Eight core wires including the first core wire with different outer diameters are arranged in parallel along the horizontal direction, inserted into the die hole of the die, and the first core wire is inserted into the die hole of the die.
As shown in the figure, each strand is pulled out along the stainless steel block at the die exit side and coated with uncured ultraviolet resin, then the coated strand bundle is introduced into a curing device and irradiated with ultraviolet rays. Then, the resin was cured to obtain a thin tape core.

(Comparative Example 1) A thin tape core wire was produced under the same conditions as in the above example except that the wire bundle coated with resin was passed through the die hole and pulled out along the silicone rubber block on the die exit side.

(Comparative Example 2) A conventional die (made of stainless steel, die hole diameter 0.26 mm x 2.05 mm) shown in FIG. 6 was used as the die,
The resin-coated wire bundle was pulled out horizontally through the die hole to produce a thin tape core.

The dimensions, strand arrangement, and loss characteristics (loss increase during tape formation, loss loss at low temperature (-40°C)) of the thin tape core wires produced in the above Examples and Comparative Example 1.2 were investigated, and these characteristics were investigated. compared. The results are shown in Table 1.

Margin Table 1 Below As shown in Table 1, in the embodiments of the present invention, even if the diameter of the strands varies, it does not interfere with tape production, and the alignment of the strands is also improved.
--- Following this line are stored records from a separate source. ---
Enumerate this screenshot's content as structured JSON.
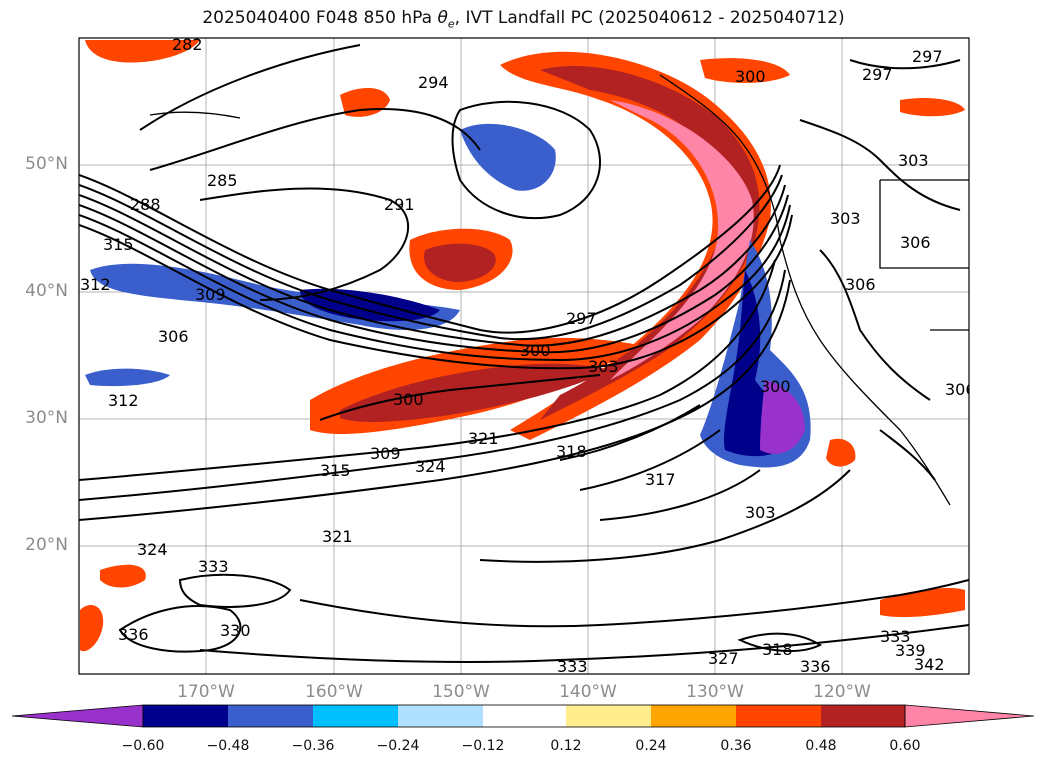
{
  "title": "2025040400 F048 850 hPa θe, IVT Landfall PC (2025040612 - 2025040712)",
  "title_parts": {
    "prefix": "2025040400 F048 850 hPa ",
    "theta": "θ",
    "sub": "e",
    "suffix": ", IVT Landfall PC (2025040612 - 2025040712)"
  },
  "lat_labels": [
    "50°N",
    "40°N",
    "30°N",
    "20°N"
  ],
  "lon_labels": [
    "170°W",
    "160°W",
    "150°W",
    "140°W",
    "130°W",
    "120°W"
  ],
  "colorbar": {
    "ticks": [
      "−0.60",
      "−0.48",
      "−0.36",
      "−0.24",
      "−0.12",
      "0.12",
      "0.24",
      "0.36",
      "0.48",
      "0.60"
    ],
    "colors": [
      "#9932cc",
      "#00008b",
      "#3a5fcd",
      "#00bfff",
      "#b0e0ff",
      "#ffffff",
      "#ffec8b",
      "#ffa500",
      "#ff4500",
      "#b22222",
      "#ff85a8"
    ]
  },
  "contour_labels": [
    "282",
    "294",
    "300",
    "297",
    "297",
    "285",
    "291",
    "288",
    "315",
    "312",
    "309",
    "306",
    "312",
    "297",
    "300",
    "303",
    "306",
    "300",
    "321",
    "309",
    "324",
    "315",
    "318",
    "303",
    "306",
    "303",
    "306",
    "300",
    "317",
    "303",
    "324",
    "321",
    "333",
    "336",
    "330",
    "327",
    "318",
    "336",
    "333",
    "342",
    "339",
    "333"
  ]
}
It has been found that it is possible to produce a high-performance thin tape core with excellent loss characteristics and no problems.
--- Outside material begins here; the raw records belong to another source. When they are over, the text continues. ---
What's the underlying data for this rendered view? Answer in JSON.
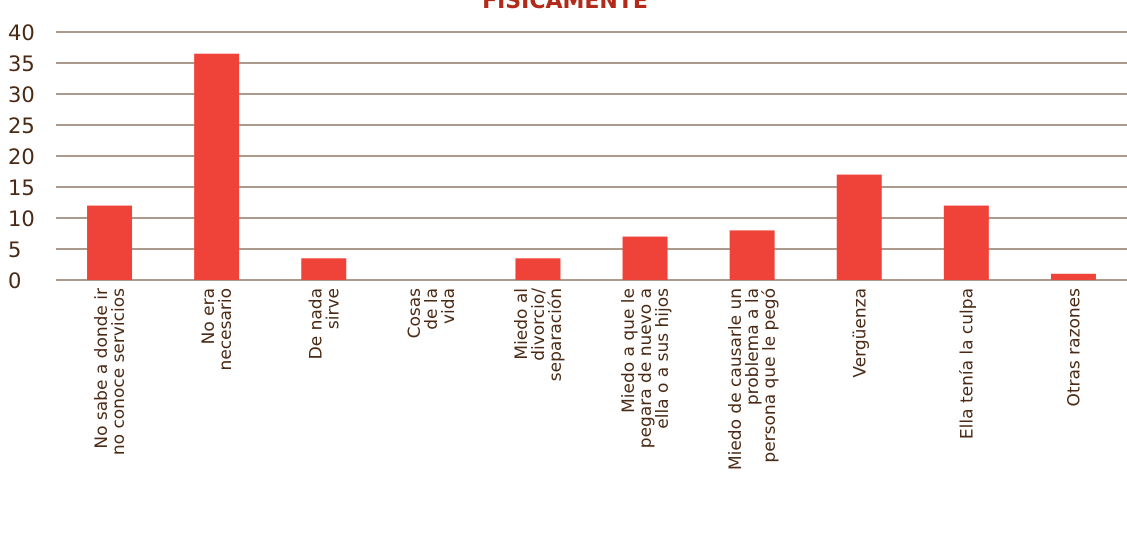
{
  "chart_data": {
    "type": "bar",
    "title": "FÍSICAMENTE",
    "xlabel": "",
    "ylabel": "",
    "ylim": [
      0,
      40
    ],
    "yticks": [
      0,
      5,
      10,
      15,
      20,
      25,
      30,
      35,
      40
    ],
    "grid": true,
    "legend": "none",
    "categories": [
      [
        "No sabe a donde ir",
        "no conoce servicios"
      ],
      [
        "No era",
        "necesario"
      ],
      [
        "De nada",
        "sirve"
      ],
      [
        "Cosas",
        "de la",
        "vida"
      ],
      [
        "Miedo al",
        "divorcio/",
        "separación"
      ],
      [
        "Miedo a que le",
        "pegara de nuevo a",
        "ella o a sus hijos"
      ],
      [
        "Miedo de causarle un",
        "problema a la",
        "persona que le pegó"
      ],
      [
        "Vergüenza"
      ],
      [
        "Ella tenía la culpa"
      ],
      [
        "Otras razones"
      ]
    ],
    "values": [
      12,
      36.5,
      3.5,
      0,
      3.5,
      7,
      8,
      17,
      12,
      1
    ],
    "colors": {
      "bar": "#ef433a",
      "grid": "#5a3418",
      "text": "#4a2a14",
      "title": "#b22a1a"
    }
  }
}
"Effects of the Invention" As explained above, in the method for manufacturing a thin optical fiber ribbon of the present invention, a die hole having a diameter approximately equal to that of a fiber bundle in which a plurality of optical fibers are arranged in parallel is provided. Using a die in which either the upper or lower part is made of a hard material such as metal and the other part is made of a material softer than the hard material, and the fiber bundle is moved along the hard material side of the die hole. In this way, it is possible to prevent the fiber bundle from clogging the die hole and breakage, and to obtain a thin optical fiber tape core in which each optical fiber is aligned in a straight line without causing misalignment between each optical fiber. I can do it.

[Brief explanation of the drawing]

FIG. 1 is a schematic configuration diagram for explaining an example of the method for manufacturing a thin tape core of the present invention, FIG. 2 is a perspective view of a die preferably used in the method of the present invention, and FIG. A cross-sectional view showing an example of a thin optical fiber ribbon produced by the method of the present invention, FIG. 4 is a cross-sectional view showing a conventional optical fiber tape, and FIG. 5 is a cross-sectional view showing a conventional optical fiber ribbon. A schematic configuration diagram for explaining the method, FIG. 6 is a perspective view of a die used in the conventional method, and FIG. 7 illustrates an example of a tape core manufactured by the conventional thin tape core manufacturing method. FIG. 2...Element wire, 3...Coating, IO...Dice hole, 11
...Metal block, 12 Rubber block, 14...
- Supply path, 15...Dice, 17...Tape core wire.

Claims (1)

[Claims] The above method is carried out by inserting a fiber bundle in which a plurality of optical fibers are arranged in parallel through a die having a die hole approximately equal to the outer diameter of the fiber bundle, and supplying an uncured resin into the die hole. In a method for manufacturing a thin optical fiber tape in which a fiber bundle is coated with an uncured resin and then the uncured resin is cured, as the die, either the upper or lower part of the die hole is formed of a hard material such as metal; A method for manufacturing a thin optical fiber ribbon, characterized in that the other die is made of a material softer than the hard material, and the fiber bundle is moved along the hard material side of the die hole.